Sabrina conectó el maniquí y al momento, una extraña imagen holográfica cubrió el cuerpo de metal: era Urriola, pero lejos de ofrecer esa eterna imagen de loco y desastrado, estaba completamente arreglado y limpio, de tener un olor sería a jabón o algo igual de agradable. Sus rasgos estaban aplastados contra la piel de metal, sonrió con calma y era la definición misma de serenidad.
—¿Pero qué…?
—Es su verdadera psique —le explicó Sabrina, más aliviada al ver a ese Ramón—. Es lo que hacen todas las máquinas, dejan libre el verdadero yo de la persona.
—No lo entiendo, entonces ¿quién es el cabrón que está tumbado en la cama? —insistió Roberto.
—Soy yo, Ramón Urriola. Salvo que encerrado en la imagen que tengo que dar al mundo… no estoy loco, nunca he sufrido abuso alguno y tampoco tengo desequilibrio alguno por la ciencia que creé para mantenerme joven. Por cierto, no me mantengo joven, sólo es una clon. Mi mente es transportada a cuerpo nuevo cuando noto que el otro envejece demasiado.
—¡Un momento, esto no puede ser legal!
Mientras, la fiscal y el letrado se enzarzaban en una lucha sobre si el que el subconsciente pudiera testificar contra el consciente era o no lícito, el ser de metal miraba todo como si llevara siglos sin hacerlo. Puede que fuera así.
—Quería pedirle disculpas a ambos por lo que ocurrió, por lo que perdieron por mi causa.

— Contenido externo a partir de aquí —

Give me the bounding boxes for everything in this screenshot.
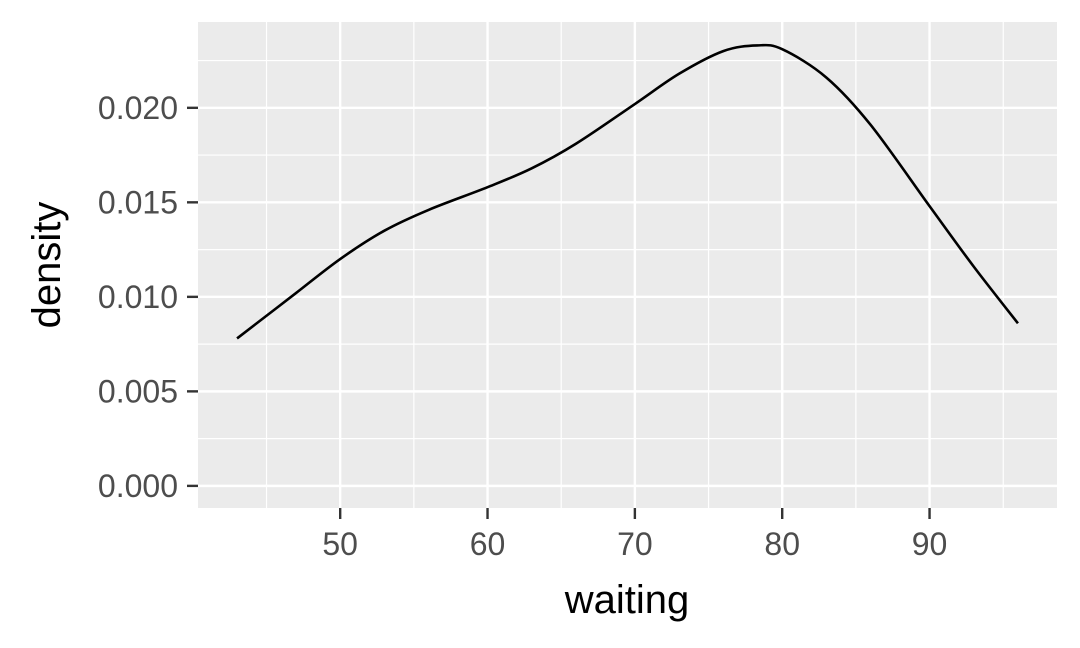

—Sigo sin entenderlo. No estás loco, pero hiciste aquellas monstruosidades, ¿por qué?
—Porque me encantan —aseveró avergonzado —. Es… como un animal, necesita alimentarse de otros como él. Ruego a los aquí presentes —aquello llamó la atención de las videoconferencias—. Desearía antes de continuar y contar mi historia, ver mi cuerpo una vez más, comprobar en lo que mi otro ser lo ha convertido.
Accedieron aun a pesar de las protestas de Roberto y encima, aquel maldito armatoste se chocó contra él. Dos minutos después de verle salir del cuarto, recordó sus palabras y desesperado, buscó el arma por sus bolsillos sin encontrarla.
—Joder…
Corrió dos pasos y escuchó los disparos. Sabrina gritó asustada, pero no se detuvo. En el otro cuarto, bañado por la sangre de aquellos que le vigilaban, estaba el cadáver de Ramón Urriola. El maniquí, ya inerte en el suelo, le había volado la cabeza.
Cuando sus antiguos compañeros le detuvieron por aquella negligencia, Roberto supo que aquel asesino se había suicidado. No por miedo a la justicia, sino para escupir por última vez en la cara de esta.